Trained Retinanet Object Detector Yields too Large Bounding Boxes

Using the notebook from the 2019 Part 2 course where Jeremy trained a retinanet object dector using the Pascal 2007 dataset, I tried to make an object detector of my own. I have changed a few things to make it work for my purposes. 1: I replaced the resnet model from the notebook with resnet18 (I haven’t changed the retinanet split, could this be a problem? Edit: resnet50 doesn’t make a difference). I have of course also changed the databunch to my own data.

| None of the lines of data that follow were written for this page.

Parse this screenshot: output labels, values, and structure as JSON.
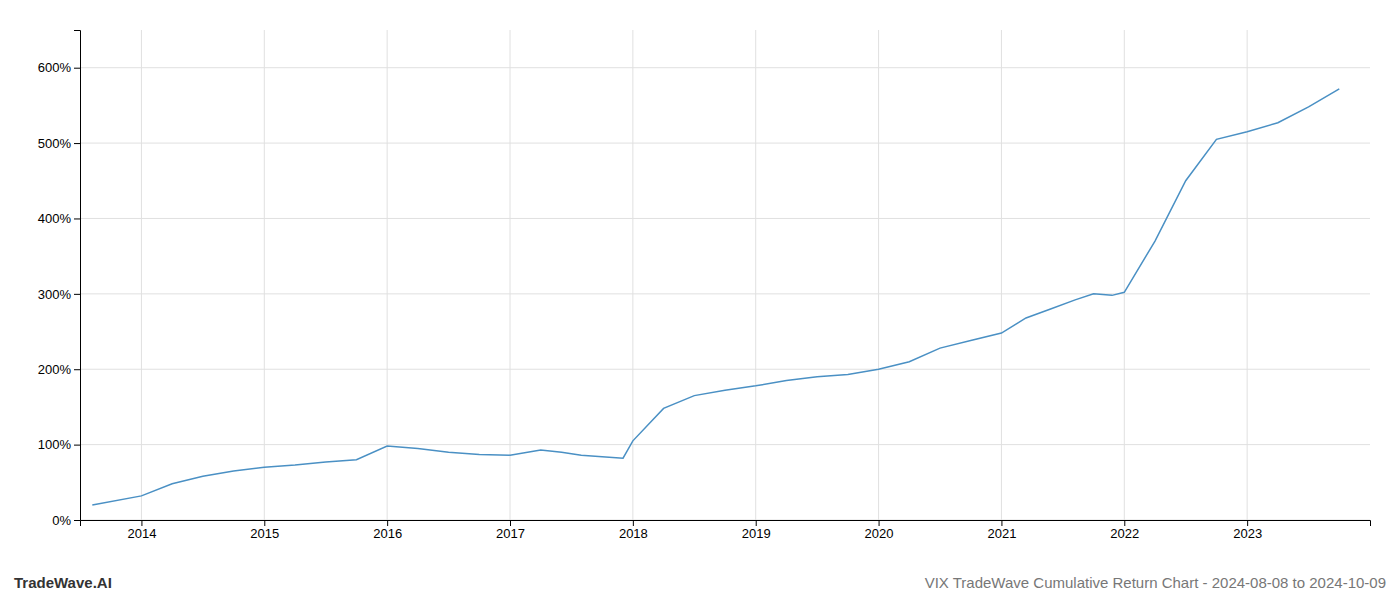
{
  "chart_data": {
    "type": "line",
    "title": "VIX TradeWave Cumulative Return Chart - 2024-08-08 to 2024-10-09",
    "annotations": [
      "TradeWave.AI"
    ],
    "x": [
      2013.6,
      2014.0,
      2014.25,
      2014.5,
      2014.75,
      2015.0,
      2015.25,
      2015.5,
      2015.75,
      2016.0,
      2016.25,
      2016.5,
      2016.75,
      2017.0,
      2017.25,
      2017.42,
      2017.58,
      2017.75,
      2017.92,
      2018.0,
      2018.25,
      2018.5,
      2018.75,
      2019.0,
      2019.25,
      2019.5,
      2019.75,
      2020.0,
      2020.25,
      2020.5,
      2020.75,
      2021.0,
      2021.2,
      2021.4,
      2021.6,
      2021.75,
      2021.9,
      2022.0,
      2022.25,
      2022.5,
      2022.75,
      2023.0,
      2023.25,
      2023.5,
      2023.75
    ],
    "values": [
      20,
      32,
      48,
      58,
      65,
      70,
      73,
      77,
      80,
      98,
      95,
      90,
      87,
      86,
      93,
      90,
      86,
      84,
      82,
      105,
      148,
      165,
      172,
      178,
      185,
      190,
      193,
      200,
      210,
      228,
      238,
      248,
      268,
      280,
      292,
      300,
      298,
      302,
      370,
      450,
      505,
      515,
      527,
      548,
      572
    ],
    "color": "#4a90c4",
    "xlim": [
      2013.5,
      2024.0
    ],
    "xticks": [
      2014,
      2015,
      2016,
      2017,
      2018,
      2019,
      2020,
      2021,
      2022,
      2023
    ],
    "ylim": [
      0,
      650
    ],
    "yticks": [
      {
        "value": 0,
        "label": "0%"
      },
      {
        "value": 100,
        "label": "100%"
      },
      {
        "value": 200,
        "label": "200%"
      },
      {
        "value": 300,
        "label": "300%"
      },
      {
        "value": 400,
        "label": "400%"
      },
      {
        "value": 500,
        "label": "500%"
      },
      {
        "value": 600,
        "label": "600%"
      }
    ],
    "grid": true
  }
}
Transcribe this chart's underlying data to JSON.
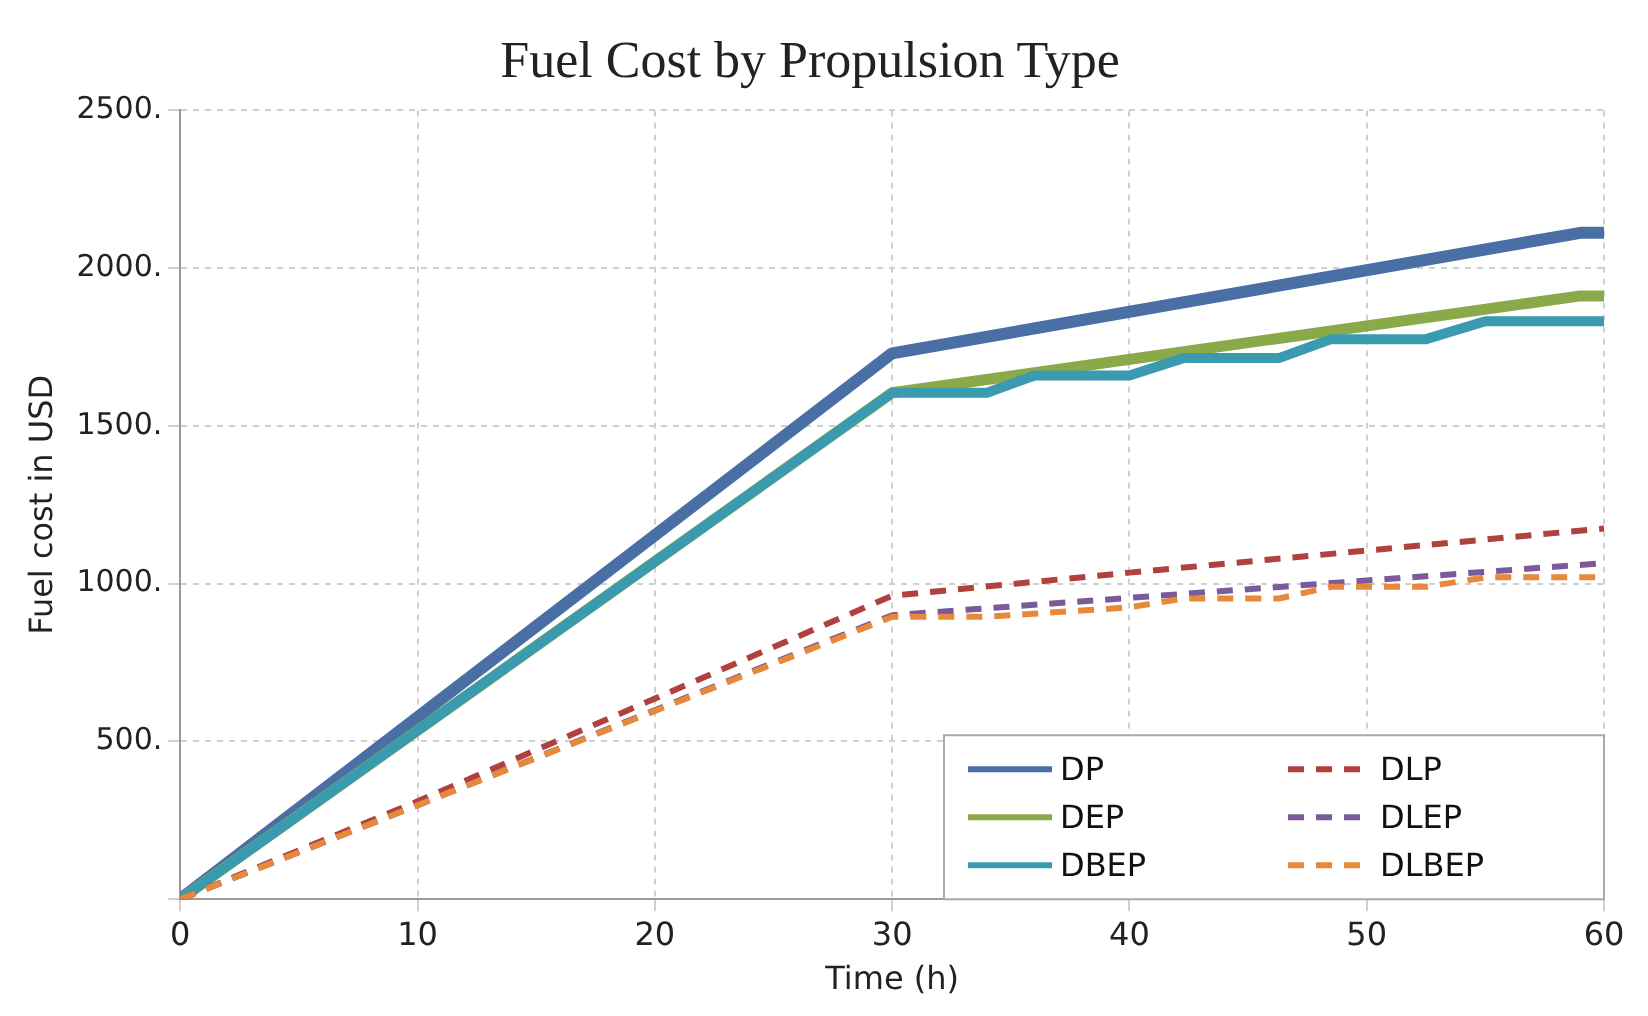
{
  "chart_data": {
    "type": "line",
    "title": "Fuel Cost by Propulsion Type",
    "xlabel": "Time (h)",
    "ylabel": "Fuel cost in USD",
    "xlim": [
      0,
      60
    ],
    "xticks": [
      0,
      10,
      20,
      30,
      40,
      50,
      60
    ],
    "ylim": [
      0,
      2500
    ],
    "yticks": [
      {
        "value": 0,
        "label": null
      },
      {
        "value": 500,
        "label": "500."
      },
      {
        "value": 1000,
        "label": "1000."
      },
      {
        "value": 1500,
        "label": "1500."
      },
      {
        "value": 2000,
        "label": "2000."
      },
      {
        "value": 2500,
        "label": "2500."
      }
    ],
    "grid": true,
    "legend": "bottom right",
    "marker": "none",
    "series": [
      {
        "name": "DP",
        "color": "#4a6fa5",
        "line_style": "solid",
        "x": [
          0,
          30,
          59,
          60
        ],
        "values": [
          0,
          1730,
          2112,
          2112
        ]
      },
      {
        "name": "DEP",
        "color": "#8aaa4a",
        "line_style": "solid",
        "x": [
          0,
          30,
          59,
          60
        ],
        "values": [
          0,
          1605,
          1912,
          1912
        ]
      },
      {
        "name": "DBEP",
        "color": "#3a9ab0",
        "line_style": "solid",
        "x": [
          0,
          30,
          34,
          36,
          40,
          42.3,
          46.3,
          48.5,
          52.5,
          55,
          60
        ],
        "values": [
          0,
          1605,
          1605,
          1660,
          1660,
          1715,
          1715,
          1775,
          1775,
          1832,
          1832
        ]
      },
      {
        "name": "DLP",
        "color": "#b0413e",
        "line_style": "dashed",
        "x": [
          0,
          10,
          30,
          40,
          50,
          60
        ],
        "values": [
          0,
          310,
          962,
          1035,
          1105,
          1175
        ]
      },
      {
        "name": "DLEP",
        "color": "#7a5a9a",
        "line_style": "dashed",
        "x": [
          0,
          10,
          30,
          40,
          50,
          60
        ],
        "values": [
          0,
          298,
          900,
          955,
          1010,
          1065
        ]
      },
      {
        "name": "DLBEP",
        "color": "#e8883a",
        "line_style": "dashed",
        "x": [
          0,
          10,
          30,
          34,
          40,
          42.3,
          46.3,
          48.5,
          52.5,
          55,
          60
        ],
        "values": [
          0,
          298,
          895,
          895,
          925,
          953,
          953,
          990,
          990,
          1020,
          1020
        ]
      }
    ]
  }
}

After getting poor results where the bounding boxes are way too large, I tried normalizing using imagenet_stats as I thought this could differ from the Pascal dataset but this seemed to have little effect. My loss is steadily going down and with the loss function from the notebook and I achieve less than 1 (about 0.6).

Altogether I am training on about 150 images from my own hand-labelled dataset. Could the dataset size be the problem?

This is the notebook:

1 Like

I have the same problem. Do you know something new?

No, on Monday I will try to Pretrain the head on the pascal dataset and fine tune it with my own dataset

I have been trying to do the same thing as you. However, when I get to the actual training part with the bounding boxes, it requires an absurd amount of memory and I can’t run it, even on an AWS server. Do you have any idea how to combat this?


Maybe lower your batch size? Are you scaling down the images?

1 Like

I’ve solved my problem changed a single line in code.

def show_preds(img, output, idx, detect_thresh=0.25, classes=None, ax=None):
bbox_pred, scores, preds = process_output(output, idx, detect_thresh)
if len(scores) != 0:
    to_keep = nms(bbox_pred, scores)
    bbox_pred, preds, scores = bbox_pred[to_keep].cpu(), preds[to_keep].cpu(), scores[to_keep].cpu()
    t_sz = torch.Tensor([*img.size])[None].float()
    bbox_pred[:,:2] = bbox_pred[:,:2] - bbox_pred[:,2:]/2
    bbox_pred[:,:2] = (bbox_pred[:,:2] + 1) * t_sz/2
    bbox_pred[:,2:] = bbox_pred[:,2:] * t_sz/2
    bbox_pred = bbox_pred.long()
if ax is None: _, ax = plt.subplots(1,1)
for bbox, c, scr in zip(bbox_pred, preds, scores):
    txt = str(c.item()) if classes is None else classes[c.item()+1]
    draw_rect(ax, [bbox[1],bbox[0],bbox[3],bbox[2]], text=f'{txt} {scr:.2f}')

Look bbox_pred[:,2:] = bbox_pred[:,2:] * t_sz/2, that works for me.

1 Like

@tango Thanks, I’m an idiot and forgot to size down the images.

Which brings me to my next issue. I was able to train a model (still had high losses of about 3.5 each) but now I am unable to view any predictions.
When I run show_preds(img, output, idx, detect_threshold=0.25, classes=data.classes , I get the following error.

I wanted to see what was going on in the show_preds function so I added 3 print statements and ran it.

It seems that all of my predictions are way below 0.25, and my bbox_pred is completely empty.

So I figured that changing the threshold to something lower would find these prediciton values as they are all under .25. Changing this to 0.07 was the highest I could go without throwing the RuntimeError. However, doing this makes the kernel run forever with no output as shown below. Interrupting it kills the kernel every time.

Any thoughts? Thanks

EDIT: Raising batch size fixed this.